The Terminal will have the highest number of aerobridges in the world at a single site, 78. Only the Changi airport at Singapore comes close with 64 aerobridges. The present international terminal at Delhi has 10 aerobridges. The aerobridges are designed to handle 600 passengers per hour and cater to the largest aircraft in the world, the super-jumbo Airbus A-380 which can carry over 500 passengers. With the new aerobridges, an A-380 will be able to load 555 passengers in about 25 minutes.

The terminal is ‘barrier free’ to suit the requirements of passengers with special needs or reduced mobility besides safe wheel-chair access to and from the aircraft.

The plush terminal will also have 63 elevators, 35 escalators and 92 automatic walkways.
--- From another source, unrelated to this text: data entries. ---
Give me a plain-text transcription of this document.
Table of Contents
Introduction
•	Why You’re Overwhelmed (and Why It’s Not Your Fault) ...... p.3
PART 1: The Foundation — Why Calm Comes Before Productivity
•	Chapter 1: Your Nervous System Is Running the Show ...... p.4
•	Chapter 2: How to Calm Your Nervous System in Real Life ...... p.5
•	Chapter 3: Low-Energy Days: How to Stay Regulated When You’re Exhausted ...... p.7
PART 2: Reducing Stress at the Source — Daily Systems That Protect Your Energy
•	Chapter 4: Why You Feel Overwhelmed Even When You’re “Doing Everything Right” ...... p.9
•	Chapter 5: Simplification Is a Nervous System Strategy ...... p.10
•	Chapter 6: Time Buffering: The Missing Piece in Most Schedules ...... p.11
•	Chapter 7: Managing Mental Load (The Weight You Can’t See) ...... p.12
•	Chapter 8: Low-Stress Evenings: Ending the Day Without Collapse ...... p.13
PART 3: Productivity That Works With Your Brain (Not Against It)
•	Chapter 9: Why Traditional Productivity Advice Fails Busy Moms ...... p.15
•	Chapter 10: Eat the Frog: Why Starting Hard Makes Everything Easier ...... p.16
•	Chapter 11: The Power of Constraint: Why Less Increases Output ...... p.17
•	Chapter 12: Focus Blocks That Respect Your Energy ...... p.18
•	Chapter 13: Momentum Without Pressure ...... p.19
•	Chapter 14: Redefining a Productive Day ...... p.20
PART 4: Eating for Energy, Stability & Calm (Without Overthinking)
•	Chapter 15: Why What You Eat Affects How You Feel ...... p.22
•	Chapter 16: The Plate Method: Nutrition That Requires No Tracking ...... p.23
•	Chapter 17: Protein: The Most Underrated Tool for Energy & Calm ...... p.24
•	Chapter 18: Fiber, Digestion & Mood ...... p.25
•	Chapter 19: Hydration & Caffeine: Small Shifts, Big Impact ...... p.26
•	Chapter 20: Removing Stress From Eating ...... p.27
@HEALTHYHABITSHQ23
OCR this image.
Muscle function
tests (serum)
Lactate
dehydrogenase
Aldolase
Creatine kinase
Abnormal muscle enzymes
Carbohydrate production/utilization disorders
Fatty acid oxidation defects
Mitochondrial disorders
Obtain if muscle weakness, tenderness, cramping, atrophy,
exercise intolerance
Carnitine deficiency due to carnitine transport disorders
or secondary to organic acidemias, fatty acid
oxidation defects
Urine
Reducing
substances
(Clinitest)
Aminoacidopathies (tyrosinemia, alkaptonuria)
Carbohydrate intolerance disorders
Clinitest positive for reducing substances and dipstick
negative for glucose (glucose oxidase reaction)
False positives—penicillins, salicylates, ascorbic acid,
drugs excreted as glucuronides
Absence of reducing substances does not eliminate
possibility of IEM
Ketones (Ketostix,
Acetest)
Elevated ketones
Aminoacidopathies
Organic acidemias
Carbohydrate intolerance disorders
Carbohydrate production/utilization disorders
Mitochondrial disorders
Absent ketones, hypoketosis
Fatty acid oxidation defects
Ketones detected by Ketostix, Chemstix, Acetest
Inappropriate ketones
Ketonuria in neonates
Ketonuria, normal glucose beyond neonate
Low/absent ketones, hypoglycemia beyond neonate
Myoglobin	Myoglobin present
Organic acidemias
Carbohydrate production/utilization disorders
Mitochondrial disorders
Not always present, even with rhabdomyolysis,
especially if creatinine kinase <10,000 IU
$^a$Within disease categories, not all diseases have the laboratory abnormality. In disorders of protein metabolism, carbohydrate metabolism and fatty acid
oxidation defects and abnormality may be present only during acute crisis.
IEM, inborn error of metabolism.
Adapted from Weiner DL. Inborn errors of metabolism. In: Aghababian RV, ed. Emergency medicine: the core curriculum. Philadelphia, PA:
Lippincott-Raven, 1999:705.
The present terminal has only one escalator and no automatic walkway. The ‘travelators’ will reduce commuting time from one place to another inside the three-kilometre long terminal building.

The terminal is also designed to make Delhi an aviation hub and cater to transit passengers. Passengers who now prefer to halt at places like Dubai for connecting flights, will now have another option before them, claimed a spokesman of the Bangalore-based construction company GMR, which has promoted the Delhi Airport International Ltd ( DIAL) as a joint venture with Airport Authority of India, Fraport of Germany and Malyasian Airport Holdings.

A transit hotel on the top floor with as many as 100 rooms, business centres, malls covering 20,000 square metres of retail space and luxury lounges are the other features of the plush terminal.

While the new terminal building of the Beijing airport took 60 months to complete, Terminal 3 at IGI, the spokesman added, was completed in a record time of 37 months. The terminal will have 168 check-in counters and 95 immigration desks with 49 of them for out-bound passengers.

The Terminal, all glass, chrome and metal, has huge hands, folded in greeting, at the arrival lounge.

The walkways have been connected to the air-conditioned multi-level car parking underground, which will have a capacity to hold 4,300 cars.